Hechinger cited In re New York City Shoes, Inc., 880 F.2d 679 (3d Cir.1989) for the proposition that the Third Circuit requires that new value remain unpaid. The Court, however, noted that in Check Reporting Services the court undertook a detailed analysis of the relevant case law and the specific language of section 547(c)(4)(B) to conclude that the clear import of the statute would be defeated if it is held that the new value must remain unpaid. The Court distinguished New York City Shoes from the instant case by noting that there were thirty-four allegedly preferential transfers at issue during the preference period; therefore, this case was more akin to the running account or rolling account analysis of Check Reporting Services than to New York City Shoes, which dealt with just one transfer at issue in the preference period. Based on the language of section 547(c)(4)(B) and the policy reasons of the code section, the Court found that New York City Shoes was distinguishable on its facts and adopted the reasoning of Check Reporting Services. The Court announced it was inclined to grant summary judgment in favor of UFP in the further amount of $8,856,126.72; however, it could not do so, absent a waiver of the other asserted defenses under section 547(c), or a stipulation by the parties as to that amount, because a calculation under section 547(c)(4) must be prefaced by a determination of whether the transfers made on account of new value are "otherwise avoidable," as required by the language of the statute.

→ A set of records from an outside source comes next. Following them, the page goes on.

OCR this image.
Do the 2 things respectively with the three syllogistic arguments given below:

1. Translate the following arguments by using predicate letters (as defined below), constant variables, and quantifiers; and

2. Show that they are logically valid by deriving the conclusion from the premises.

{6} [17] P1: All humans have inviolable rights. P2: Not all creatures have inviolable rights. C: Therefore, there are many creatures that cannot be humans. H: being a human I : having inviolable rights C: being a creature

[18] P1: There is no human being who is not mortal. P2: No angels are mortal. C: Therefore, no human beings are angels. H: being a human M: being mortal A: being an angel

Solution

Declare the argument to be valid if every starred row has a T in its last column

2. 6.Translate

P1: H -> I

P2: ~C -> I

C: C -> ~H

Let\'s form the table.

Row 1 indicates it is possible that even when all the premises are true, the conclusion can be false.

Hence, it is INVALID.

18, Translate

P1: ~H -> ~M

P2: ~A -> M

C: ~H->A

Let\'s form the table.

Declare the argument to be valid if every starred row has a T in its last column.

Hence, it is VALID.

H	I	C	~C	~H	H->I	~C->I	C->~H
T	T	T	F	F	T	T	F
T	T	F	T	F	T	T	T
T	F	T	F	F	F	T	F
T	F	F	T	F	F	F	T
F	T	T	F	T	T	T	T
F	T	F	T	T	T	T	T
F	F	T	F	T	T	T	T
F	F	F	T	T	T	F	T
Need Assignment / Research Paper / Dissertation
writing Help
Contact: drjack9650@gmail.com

UPDATE: Following trial, in a June 16, 2005 Memorandum Opinion, Judge Lindsey entered judgment for the Plaintiff in the amount of $1,004,216.00, the amount conceded to remain "at issue" for trial purposes. The Court rejected UFP's remaining defense of contemporaneous exchange under Section 547(c)(1) of the Bankruptcy Code, finding that the transactions were credit transactions and were not intended to be contemporaneous exchanges for new value. The Court also rejected UFP's argument that the payments were made in the ordinary course of business within the meaning of Section 547(c)(2), finding that changes in credit terms and UFP's institution of a credit limit on the eve of the preference period (and evidence that such credit policies were "very rarely imposed" on large "Big Box" retailers (and had never previously been imposed on Hechinger), took such payments outside the ordinary course "safe harbor."